El gobierno colombiano ha pedido urgentes reuniones en tres organizaciones internacionales —la ONU, la OEA y la CELAC— para tratar la crisis en Venezuela tras el ataque de Estados Unidos y la detención del presidente Nicolás Maduro. La situación ha generado una fuerte tensión en la región, lo que ha llevado a Colombia a buscar una respuesta coordinada entre los países de América Latina y el Caribe.

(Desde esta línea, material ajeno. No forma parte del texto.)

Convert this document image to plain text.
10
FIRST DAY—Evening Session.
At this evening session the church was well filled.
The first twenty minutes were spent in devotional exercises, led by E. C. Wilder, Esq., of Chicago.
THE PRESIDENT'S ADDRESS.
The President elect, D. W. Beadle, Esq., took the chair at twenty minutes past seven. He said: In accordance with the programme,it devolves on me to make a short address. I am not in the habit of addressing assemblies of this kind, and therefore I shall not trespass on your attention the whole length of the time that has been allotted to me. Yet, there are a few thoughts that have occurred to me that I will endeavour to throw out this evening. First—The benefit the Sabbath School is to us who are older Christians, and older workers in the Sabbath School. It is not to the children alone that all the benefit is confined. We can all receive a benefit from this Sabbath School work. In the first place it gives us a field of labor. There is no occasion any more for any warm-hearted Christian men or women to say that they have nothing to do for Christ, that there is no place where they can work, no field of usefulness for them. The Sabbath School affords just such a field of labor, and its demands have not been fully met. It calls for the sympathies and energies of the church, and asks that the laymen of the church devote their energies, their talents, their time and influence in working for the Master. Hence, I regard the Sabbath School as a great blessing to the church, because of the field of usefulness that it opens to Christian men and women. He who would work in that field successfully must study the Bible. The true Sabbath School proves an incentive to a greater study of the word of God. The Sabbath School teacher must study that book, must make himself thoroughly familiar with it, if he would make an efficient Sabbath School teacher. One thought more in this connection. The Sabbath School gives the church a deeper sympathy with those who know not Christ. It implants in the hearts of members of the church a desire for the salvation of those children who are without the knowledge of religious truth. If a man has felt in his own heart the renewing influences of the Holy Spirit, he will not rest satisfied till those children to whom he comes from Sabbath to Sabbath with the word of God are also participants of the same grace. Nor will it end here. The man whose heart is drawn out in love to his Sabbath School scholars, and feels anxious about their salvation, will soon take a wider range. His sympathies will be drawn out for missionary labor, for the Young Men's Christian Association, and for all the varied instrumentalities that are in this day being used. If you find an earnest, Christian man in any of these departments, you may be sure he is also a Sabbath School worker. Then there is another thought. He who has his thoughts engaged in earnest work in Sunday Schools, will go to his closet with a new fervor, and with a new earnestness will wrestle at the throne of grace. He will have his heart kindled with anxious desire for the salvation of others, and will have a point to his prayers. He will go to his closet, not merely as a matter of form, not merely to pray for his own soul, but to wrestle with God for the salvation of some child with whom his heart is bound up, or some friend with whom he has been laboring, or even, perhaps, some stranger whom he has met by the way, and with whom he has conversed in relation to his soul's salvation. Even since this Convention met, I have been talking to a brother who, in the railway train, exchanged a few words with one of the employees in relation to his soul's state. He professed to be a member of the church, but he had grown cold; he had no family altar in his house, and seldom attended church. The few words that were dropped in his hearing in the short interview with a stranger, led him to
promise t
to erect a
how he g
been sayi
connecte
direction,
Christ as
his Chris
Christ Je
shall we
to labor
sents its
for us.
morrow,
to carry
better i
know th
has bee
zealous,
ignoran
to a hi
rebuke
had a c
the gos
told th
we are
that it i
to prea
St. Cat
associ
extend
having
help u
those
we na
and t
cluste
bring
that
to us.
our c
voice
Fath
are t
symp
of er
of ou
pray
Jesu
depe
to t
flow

El lunes próximo, el Consejo de Seguridad de la ONU —donde Colombia ocupa un escaño— se reunirá para analizar los hechos y establecer una posición común. Además, el gobierno del presidente Gustavo Petro ha convocado una reunión extraordinaria del Consejo Permanente de la Organización de los Estados Americanos (OEA) y un encuentro urgente de cancilleres de la Comunidad de Estados Latinoamericanos y Caribeños (CELAC).
Colombia ha dejado claro su compromiso con la paz, la soberanía y los derechos humanos. Estas acciones buscan dar una respuesta responsable y coordinada ante la actual crisis regional, según explicó el Ministerio de Relaciones Exteriores tras una reunión de autoridades civiles y militares en Cúcuta, ciudad fronteriza con Venezuela.
La comunidad internacional sigue de cerca estos movimientos, mientras Venezuela enfrenta uno de los momentos más críticos de su historia reciente. Colombia lidera los esfuerzos para que la región hable con una sola voz frente a este conflicto.